London: An American Muslim convert told the New York trial of British hate preacher Abu Hamza on Friday how the cleric`s permission was required if recruits wanted to fight in Afghanistan.
David Smith, who converted to Islam in 1997 at age 17, said he listened in Seattle to recordings of Abu Hamza`s sermons and discussed with British radical Feroz Abbasi, who was later jailed at Guantanamo Bay, how to go fight in Afghanistan.
"To go to the mountains for jihad, I had to make myself available to the Sheikh," Smith told the court in reference to Abu Hamza, the 56-year-old Egyptian-born cleric then living in London.
"He would grant me permission to go up to the mountains for jihad," Smith told the Manhattan federal court.
Smith duly went to London in 1999 to meet Abu Hamza at Finsbury Park mosque.

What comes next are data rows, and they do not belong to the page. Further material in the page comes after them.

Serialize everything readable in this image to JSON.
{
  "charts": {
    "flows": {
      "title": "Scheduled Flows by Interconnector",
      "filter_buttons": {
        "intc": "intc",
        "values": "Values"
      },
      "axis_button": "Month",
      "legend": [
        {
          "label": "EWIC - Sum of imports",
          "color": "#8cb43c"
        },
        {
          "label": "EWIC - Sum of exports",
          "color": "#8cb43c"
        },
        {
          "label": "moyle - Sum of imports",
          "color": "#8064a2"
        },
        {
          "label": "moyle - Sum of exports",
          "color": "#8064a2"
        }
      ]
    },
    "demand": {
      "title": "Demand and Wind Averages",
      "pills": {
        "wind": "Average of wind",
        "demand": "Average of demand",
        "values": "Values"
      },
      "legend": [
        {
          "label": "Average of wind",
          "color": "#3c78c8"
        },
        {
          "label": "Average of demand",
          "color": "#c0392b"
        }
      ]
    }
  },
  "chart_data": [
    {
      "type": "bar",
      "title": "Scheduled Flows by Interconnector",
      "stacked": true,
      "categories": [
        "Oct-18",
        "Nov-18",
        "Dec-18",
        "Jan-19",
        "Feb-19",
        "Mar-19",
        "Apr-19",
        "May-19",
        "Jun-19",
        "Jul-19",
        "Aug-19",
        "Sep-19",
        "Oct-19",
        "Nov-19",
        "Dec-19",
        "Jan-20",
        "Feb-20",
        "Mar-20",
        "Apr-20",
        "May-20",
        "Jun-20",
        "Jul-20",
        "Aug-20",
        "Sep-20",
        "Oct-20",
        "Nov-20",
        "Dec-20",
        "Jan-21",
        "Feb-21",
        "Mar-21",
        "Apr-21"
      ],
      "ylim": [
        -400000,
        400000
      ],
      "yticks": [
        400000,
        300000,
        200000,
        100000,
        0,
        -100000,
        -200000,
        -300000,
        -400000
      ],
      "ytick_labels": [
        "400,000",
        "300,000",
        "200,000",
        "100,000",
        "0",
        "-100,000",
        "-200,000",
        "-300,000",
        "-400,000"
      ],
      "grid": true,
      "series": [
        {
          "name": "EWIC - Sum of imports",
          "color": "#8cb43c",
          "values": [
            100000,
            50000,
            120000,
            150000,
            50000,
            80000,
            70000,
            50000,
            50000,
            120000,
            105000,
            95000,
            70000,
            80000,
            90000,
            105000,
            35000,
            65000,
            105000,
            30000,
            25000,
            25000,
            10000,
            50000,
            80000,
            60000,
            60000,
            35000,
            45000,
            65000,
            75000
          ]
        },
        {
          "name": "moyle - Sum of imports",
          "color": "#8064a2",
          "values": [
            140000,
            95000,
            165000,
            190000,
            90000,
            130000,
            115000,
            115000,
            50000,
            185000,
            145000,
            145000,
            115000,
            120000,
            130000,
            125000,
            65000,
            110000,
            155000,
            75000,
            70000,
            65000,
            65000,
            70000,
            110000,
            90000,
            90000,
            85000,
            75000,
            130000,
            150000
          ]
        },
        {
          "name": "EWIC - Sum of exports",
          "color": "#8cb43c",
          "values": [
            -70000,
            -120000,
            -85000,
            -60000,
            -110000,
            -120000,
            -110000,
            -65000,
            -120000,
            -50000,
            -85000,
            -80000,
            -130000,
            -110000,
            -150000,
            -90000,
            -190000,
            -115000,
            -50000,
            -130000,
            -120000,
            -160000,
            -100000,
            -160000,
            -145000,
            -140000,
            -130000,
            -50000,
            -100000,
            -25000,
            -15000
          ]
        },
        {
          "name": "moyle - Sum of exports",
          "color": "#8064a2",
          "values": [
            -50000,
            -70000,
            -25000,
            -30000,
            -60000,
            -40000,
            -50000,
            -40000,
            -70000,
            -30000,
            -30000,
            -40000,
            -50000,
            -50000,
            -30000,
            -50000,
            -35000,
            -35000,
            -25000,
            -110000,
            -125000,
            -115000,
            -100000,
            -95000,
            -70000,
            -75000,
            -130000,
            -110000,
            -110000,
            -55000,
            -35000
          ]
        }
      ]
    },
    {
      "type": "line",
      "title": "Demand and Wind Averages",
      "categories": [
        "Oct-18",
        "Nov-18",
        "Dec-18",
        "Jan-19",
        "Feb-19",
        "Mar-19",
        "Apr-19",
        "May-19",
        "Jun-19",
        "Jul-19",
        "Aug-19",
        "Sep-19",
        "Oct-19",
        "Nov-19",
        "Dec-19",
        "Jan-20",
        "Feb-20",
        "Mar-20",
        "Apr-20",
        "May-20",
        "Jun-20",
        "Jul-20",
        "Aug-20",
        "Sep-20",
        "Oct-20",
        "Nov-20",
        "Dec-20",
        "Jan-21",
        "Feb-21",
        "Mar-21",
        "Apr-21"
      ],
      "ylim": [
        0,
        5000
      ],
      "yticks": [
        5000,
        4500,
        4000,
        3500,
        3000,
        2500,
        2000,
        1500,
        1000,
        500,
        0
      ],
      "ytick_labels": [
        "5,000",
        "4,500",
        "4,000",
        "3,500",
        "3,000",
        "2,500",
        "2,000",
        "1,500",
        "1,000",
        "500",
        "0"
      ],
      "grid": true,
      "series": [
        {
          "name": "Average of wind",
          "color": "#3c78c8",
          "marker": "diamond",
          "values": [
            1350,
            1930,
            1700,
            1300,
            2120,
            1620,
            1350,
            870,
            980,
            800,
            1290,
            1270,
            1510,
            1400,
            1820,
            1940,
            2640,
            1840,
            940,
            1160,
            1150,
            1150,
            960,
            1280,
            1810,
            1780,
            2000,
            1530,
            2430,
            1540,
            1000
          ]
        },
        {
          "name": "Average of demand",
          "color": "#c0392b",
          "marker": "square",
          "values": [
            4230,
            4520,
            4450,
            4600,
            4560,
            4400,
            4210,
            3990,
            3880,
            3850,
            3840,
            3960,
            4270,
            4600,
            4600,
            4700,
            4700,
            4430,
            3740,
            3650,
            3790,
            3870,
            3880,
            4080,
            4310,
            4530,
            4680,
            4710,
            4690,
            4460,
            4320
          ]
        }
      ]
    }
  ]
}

He said he also received weapons training from a Swedish Muslim called Osama Kassir, known as Abu Kadija, at a mosque in Seattle with five or six others.
Kassir taught them how to take apart and assemble an AK-47, how to make a silencer and explained how a bullet "tumbles and rips up flesh," Smith said.
US prosecutors say Abu Hamza had sent Kassir and Haroon Agwat, a British Muslim, to the United States to set up an Al-Qaeda-inspired training camp at Bly in the northwestern state of Oregon.
Kassir flew to Seattle from London with his wife and children in late 1999. Agwat, who later died in Afghanistan, went too.
Smith, who is no longer a Muslim, never traveled to Afghanistan.
Mustafa Kamel Mustafa, better known in Britain as Abu Hamza al-Masri, is pleading not guilty to 11 kidnapping and terror charges which pre-date the 9/11 attacks.
He faces the rest of his life in a maximum security US prison if convicted by the 12-member jury after a trial that is expected to last four to five weeks.Dressed in a T-shirt and grey trousers, his hair and beard white, Abu Hamza has closely followed all court proceedings, taking notes on Friday with a special prosthesis.
He is blind in one eye and lost both arms, blown off at the elbow, in an explosion in Afghanistan years ago.
He is set to take the stand himself during the trial.
On Thursday, the US prosecution laid out its case, branding Abu Hamza a "global exporter of violence and terrorism" intent on waging war against non-Muslims.
It is the second high-profile terror trial heard in a Manhattan federal court after Osama bin Laden`s son-in-law, former Al-Qaeda spokesman Suleiman Abu Ghaith was convicted on March 26.
Abu Hamza`s charges relate to the 1998 kidnapping in Yemen of 16 Western tourists, four of whom were killed, and conspiracy to set up an Al-Qaeda-style training camp in Oregon in late 1999.
He is also accused of providing material support to bin Laden`s terror network, of wanting to set up a computer lab for the Taliban and of sending recruits for terror training in Afghanistan.
His defense lawyer Joshua Dratel told the court on Thursday that his client`s "harsh" anti-US and anti-Israeli opinions may be unpalatable, but that they were only words, not actions.
The trial marks the culmination of a 10-year legal battle.
He was first indicted in the United States in 2004 and served eight years in prison in Britain before losing his last appeal in the European Court of Human Rights against extradition.